There are several ways a person may contest a will: namely, making a deed of family arrangement; having a will declared as invalid; or making an application under the Inheritance (Family Provision) Act 1972 (SA) for inadequate provision. In each case legal advice is needed.
Deed of family arrangement
If all beneficiaries are adult, have full mental capacity and agree, a will may be altered after the testator's death by a deed of family arrangement.
A deed of family arrangement is a document which outlines an agreement between parties with an interest in an inheritance - this can include beneficiaries, executors, trustees and even creditors of the estate. It is used either where all parties are agreed that they would like to alter the terms of the will, for whatever reason, or where there is a disagreement over a will and the disputing parties are able to reach a compromise without going to court.

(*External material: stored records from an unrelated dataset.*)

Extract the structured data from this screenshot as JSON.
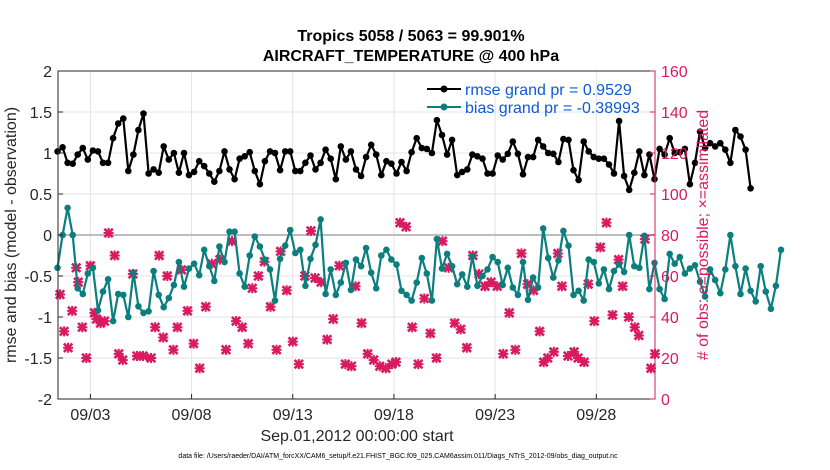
{
  "chart_data": {
    "type": "line",
    "title": "Tropics 5058 / 5063 = 99.901%",
    "subtitle": "AIRCRAFT_TEMPERATURE @ 400 hPa",
    "xlabel": "Sep.01,2012 00:00:00 start",
    "ylabel_left": "rmse and bias (model - observation)",
    "ylabel_right": "# of obs: o=possible; ×=assimilated",
    "footnote": "data file: /Users/raeder/DAI/ATM_forcXX/CAM6_setup/f.e21.FHIST_BGC.f09_025.CAM6assim.011/Diags_NTrS_2012-09/obs_diag_output.nc",
    "xlim": [
      1.4,
      30.9
    ],
    "ylim_left": [
      -2,
      2
    ],
    "ylim_right": [
      0,
      160
    ],
    "x_tick_labels": [
      "09/03",
      "09/08",
      "09/13",
      "09/18",
      "09/23",
      "09/28"
    ],
    "x_tick_values": [
      3,
      8,
      13,
      18,
      23,
      28
    ],
    "y_left_ticks": [
      -2,
      -1.5,
      -1,
      -0.5,
      0,
      0.5,
      1,
      1.5,
      2
    ],
    "y_left_tick_labels": [
      "-2",
      "-1.5",
      "-1",
      "-0.5",
      "0",
      "0.5",
      "1",
      "1.5",
      "2"
    ],
    "y_right_ticks": [
      0,
      20,
      40,
      60,
      80,
      100,
      120,
      140,
      160
    ],
    "y_right_tick_labels": [
      "0",
      "20",
      "40",
      "60",
      "80",
      "100",
      "120",
      "140",
      "160"
    ],
    "zero_line": 0,
    "x_start": 1.375,
    "x_step": 0.25,
    "legend": [
      {
        "name": "rmse grand pr = 0.9529",
        "color": "#000000"
      },
      {
        "name": "bias grand pr = -0.38993",
        "color": "#0c7e7e"
      }
    ],
    "series": [
      {
        "name": "rmse",
        "color": "#000000",
        "values": [
          1.02,
          1.07,
          0.88,
          0.87,
          0.98,
          1.06,
          0.92,
          1.03,
          1.02,
          0.88,
          0.88,
          1.18,
          1.36,
          1.42,
          0.78,
          0.98,
          1.28,
          1.48,
          0.75,
          0.8,
          0.76,
          1.08,
          0.92,
          1.0,
          0.76,
          1.0,
          0.73,
          0.77,
          0.9,
          0.84,
          0.75,
          0.65,
          0.78,
          1.02,
          0.8,
          0.68,
          0.93,
          0.96,
          1.01,
          0.78,
          0.62,
          0.9,
          1.02,
          1.0,
          0.79,
          1.02,
          1.02,
          0.78,
          0.78,
          0.88,
          0.97,
          0.8,
          0.88,
          1.04,
          0.93,
          0.68,
          1.08,
          0.92,
          1.02,
          0.8,
          0.72,
          0.95,
          1.1,
          0.98,
          0.73,
          0.9,
          0.87,
          0.75,
          0.89,
          0.78,
          1.01,
          1.18,
          1.06,
          1.05,
          1.0,
          1.4,
          1.22,
          0.98,
          1.16,
          0.73,
          0.77,
          0.8,
          0.98,
          0.96,
          0.93,
          0.75,
          0.75,
          0.97,
          0.92,
          0.99,
          1.14,
          0.99,
          0.74,
          0.95,
          0.95,
          1.16,
          1.08,
          1.0,
          0.99,
          0.89,
          1.17,
          1.16,
          0.79,
          0.67,
          1.14,
          1.02,
          0.95,
          0.93,
          0.93,
          0.86,
          0.75,
          1.39,
          0.72,
          0.55,
          0.76,
          1.02,
          0.73,
          0.98,
          0.68,
          1.05,
          0.98,
          1.18,
          1.0,
          1.01,
          1.05,
          0.62,
          0.88,
          1.26,
          1.06,
          1.12,
          1.08,
          1.12,
          1.04,
          0.88,
          1.28,
          1.2,
          1.04,
          0.57
        ]
      },
      {
        "name": "bias",
        "color": "#0c7e7e",
        "values": [
          -0.4,
          0.0,
          0.33,
          0.0,
          -0.65,
          -0.72,
          -0.47,
          -0.4,
          -0.92,
          -0.69,
          -0.54,
          -1.05,
          -0.72,
          -0.73,
          -1.0,
          -0.46,
          -0.87,
          -0.95,
          -0.93,
          -0.44,
          -0.73,
          -0.88,
          -0.77,
          -0.61,
          -0.33,
          -0.63,
          -0.41,
          -0.35,
          -0.49,
          -0.18,
          -0.38,
          -0.56,
          -0.14,
          -0.33,
          0.04,
          0.04,
          -0.47,
          -0.63,
          -0.25,
          -0.02,
          -0.14,
          -0.3,
          -0.42,
          -0.8,
          -0.29,
          -0.13,
          0.06,
          -0.22,
          -0.18,
          -0.62,
          -0.29,
          -0.12,
          0.19,
          -0.72,
          -0.42,
          -0.73,
          -0.58,
          -0.34,
          -0.67,
          -0.3,
          -0.38,
          -0.16,
          -0.46,
          -0.65,
          -0.25,
          -0.18,
          -0.3,
          -0.36,
          -0.68,
          -0.73,
          -0.8,
          -0.58,
          -0.28,
          -0.47,
          -0.8,
          -0.05,
          -0.41,
          -0.23,
          -0.38,
          -0.6,
          -0.48,
          -0.63,
          -0.26,
          -0.62,
          -0.5,
          -0.42,
          -0.27,
          -0.33,
          -0.61,
          -0.4,
          -0.64,
          -0.73,
          -0.33,
          -0.79,
          -0.52,
          -0.64,
          0.08,
          -0.28,
          -0.52,
          -0.31,
          0.05,
          -0.13,
          -0.73,
          -0.68,
          -0.8,
          -0.3,
          -0.33,
          -0.59,
          -0.42,
          -0.66,
          -0.44,
          -0.36,
          -0.45,
          0.0,
          -0.38,
          -0.4,
          -0.01,
          -0.66,
          -0.34,
          -0.66,
          -0.78,
          -0.23,
          -0.35,
          -0.27,
          -0.47,
          -0.41,
          -0.37,
          -0.57,
          -0.75,
          -0.42,
          -0.55,
          -0.71,
          -0.42,
          0.0,
          -0.38,
          -0.72,
          -0.41,
          -0.68,
          -0.81,
          -0.38,
          -0.69,
          -0.9,
          -0.62,
          -0.18
        ]
      },
      {
        "name": "# obs assimilated",
        "color": "#d81b60",
        "axis": "right",
        "x": [
          1.5,
          1.7,
          1.9,
          2.1,
          2.3,
          2.4,
          2.6,
          2.8,
          3.0,
          3.2,
          3.3,
          3.5,
          3.7,
          3.9,
          4.2,
          4.4,
          4.6,
          5.1,
          5.3,
          5.6,
          6.0,
          6.2,
          6.4,
          6.6,
          6.8,
          7.1,
          7.3,
          7.5,
          7.8,
          8.1,
          8.4,
          8.7,
          9.0,
          9.4,
          9.7,
          10.0,
          10.2,
          10.5,
          10.8,
          11.0,
          11.3,
          11.6,
          11.9,
          12.2,
          12.4,
          12.7,
          13.0,
          13.3,
          13.6,
          13.9,
          14.1,
          14.4,
          14.7,
          15.0,
          15.3,
          15.6,
          15.9,
          16.1,
          16.4,
          16.7,
          17.0,
          17.3,
          17.6,
          17.9,
          18.1,
          18.3,
          18.6,
          18.9,
          19.2,
          19.5,
          19.8,
          20.1,
          20.4,
          20.7,
          21.0,
          21.3,
          21.6,
          21.9,
          22.2,
          22.5,
          22.8,
          23.1,
          23.4,
          23.7,
          24.0,
          24.3,
          24.6,
          24.9,
          25.2,
          25.4,
          25.6,
          25.9,
          26.1,
          26.3,
          26.6,
          26.9,
          27.1,
          27.4,
          27.6,
          27.9,
          28.2,
          28.5,
          28.8,
          29.1,
          29.3,
          29.6,
          29.9,
          30.1,
          30.4,
          30.7,
          30.9
        ],
        "values": [
          51,
          33,
          25,
          43,
          64,
          57,
          35,
          20,
          65,
          42,
          39,
          37,
          38,
          81,
          70,
          22,
          19,
          61,
          21,
          21,
          20,
          35,
          70,
          30,
          60,
          24,
          35,
          63,
          43,
          27,
          15,
          45,
          66,
          68,
          24,
          77,
          38,
          35,
          27,
          54,
          60,
          67,
          45,
          24,
          72,
          53,
          28,
          17,
          60,
          82,
          59,
          57,
          29,
          39,
          65,
          17,
          16,
          55,
          37,
          22,
          19,
          16,
          15,
          17,
          18,
          86,
          84,
          35,
          17,
          49,
          32,
          20,
          77,
          64,
          37,
          34,
          25,
          70,
          61,
          55,
          57,
          55,
          22,
          42,
          24,
          71,
          56,
          53,
          33,
          18,
          20,
          23,
          71,
          55,
          21,
          23,
          20,
          18,
          56,
          38,
          74,
          86,
          41,
          68,
          55,
          40,
          35,
          31,
          78,
          15,
          22
        ]
      }
    ]
  }
}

A deed of family arrangement can have stamp duty and capital gains tax implications. Professional advice is needed on this issue.
A deed of family arrangement cannot be used:
- to avoid a claim under the Inheritance (Family Provision) Act 1972 (SA). This is because it is contrary to public policy for a person to contract out of their right to an inheritance (Lieberman v Morris (1949) 69 CLR 69). Even if a deed of family arrangement has been effected, a claim under the Inheritance (Family Provision) Act 1972 can still be instituted. Daebritz v Gandy  WASC 45 is an example of a case where court proceedings were allowed to proceed after a deed had been entered into.
- where one of the persons affected by the deed is an infant (under the age of 18)
- where a person lacks legal capacity to sign a contract.
In any of the above instances a court order will be necessary to make the deed of family arrangement enforceable at law.